Certainly, go buy it now and I'll stuff a letter wit da cash right here:


----------



## CrazyDave (Mar 21, 2016)

Actually myself and another person have contacted this person for fun and curiosity.  It appears they are serious(ly deranged)


----------



## oldfart36 (Mar 21, 2016)

CrazyDave said:


> Actually myself and another person have contacted this person for fun and curiosity.  It appears they are serious(ly deranged)




Did you really??? Man, we got to hear this!!!


----------



## Jeff54 (Mar 21, 2016)

CrazyDave said:


> Actually myself and another person have contacted this person for fun and curiosity.  It appears they are seriously (deranged)




That's great I got more where that came from.

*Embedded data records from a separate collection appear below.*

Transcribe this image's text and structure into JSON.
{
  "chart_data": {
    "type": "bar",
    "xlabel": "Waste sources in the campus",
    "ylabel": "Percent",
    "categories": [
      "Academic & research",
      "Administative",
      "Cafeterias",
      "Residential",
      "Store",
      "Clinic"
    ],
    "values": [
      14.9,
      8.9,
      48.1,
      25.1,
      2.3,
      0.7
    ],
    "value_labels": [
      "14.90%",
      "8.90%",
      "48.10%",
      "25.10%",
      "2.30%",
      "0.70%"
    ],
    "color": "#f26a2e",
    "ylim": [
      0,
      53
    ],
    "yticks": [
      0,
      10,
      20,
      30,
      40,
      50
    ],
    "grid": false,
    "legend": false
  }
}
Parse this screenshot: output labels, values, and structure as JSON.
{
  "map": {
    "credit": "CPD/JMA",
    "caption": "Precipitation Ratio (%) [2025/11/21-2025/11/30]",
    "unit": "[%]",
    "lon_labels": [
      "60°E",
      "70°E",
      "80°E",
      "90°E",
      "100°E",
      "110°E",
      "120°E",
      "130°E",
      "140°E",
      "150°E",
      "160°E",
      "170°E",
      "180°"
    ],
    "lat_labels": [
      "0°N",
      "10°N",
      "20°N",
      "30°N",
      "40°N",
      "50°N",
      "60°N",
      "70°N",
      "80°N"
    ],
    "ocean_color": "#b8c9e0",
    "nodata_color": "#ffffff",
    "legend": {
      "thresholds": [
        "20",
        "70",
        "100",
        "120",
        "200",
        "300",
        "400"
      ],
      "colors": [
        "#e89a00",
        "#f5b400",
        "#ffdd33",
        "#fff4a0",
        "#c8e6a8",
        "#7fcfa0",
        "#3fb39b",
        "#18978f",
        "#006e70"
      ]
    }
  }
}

Tell him we'll pay double! if he'll ship it too:



 ly


----------



## CrazyDave (Mar 21, 2016)

Well I sent a message saying I would like to come pick it up immediately and it would make a great display for my small business,  no response, I sent another more believable message, no response.....but another person got them to email back and they were quit firm on price so he told them the post was going around the internet as a laughing stock.....I was kinda hoping I could get it for the lights


----------



## oldfart36 (Mar 21, 2016)

LMAO


----------



## ZOOK (Mar 22, 2016)

They have changed the ad..the previous ad stated they had offers from collectors wanting to pay something stupid like $1500.,$1200 and like $900. Definitely on the poop!  It's almost as bad as the Hawthorne ad for a girls nothing bike that was $1000. now lowered to $650.
Think I will load up a few of my bikes and take them to put on consignment.


----------



## CrazyDave (Mar 22, 2016)

Hmmm, I get the same ad, are there two maniacs running around with debutantes? (well 3 including me?!) lolooolol
http://kansascity.craigslist.org/bik/5465822557.html


----------



## oldfart36 (Mar 23, 2016)

Sure am glad they made it "Serious Buyers Only"  Lmao


----------



## Nickinator (Mar 24, 2016)

This appears to be the exact same bike (I remember the reflector stuck on the tank) that was listed on CL about 2-3 years ago for an outrageous price, supposedly by the woman who bought it new. She was bat-sh#t-crazy. Is it still her, or did she sell it to someone just as nuts? Hmmm.....

Darcie


----------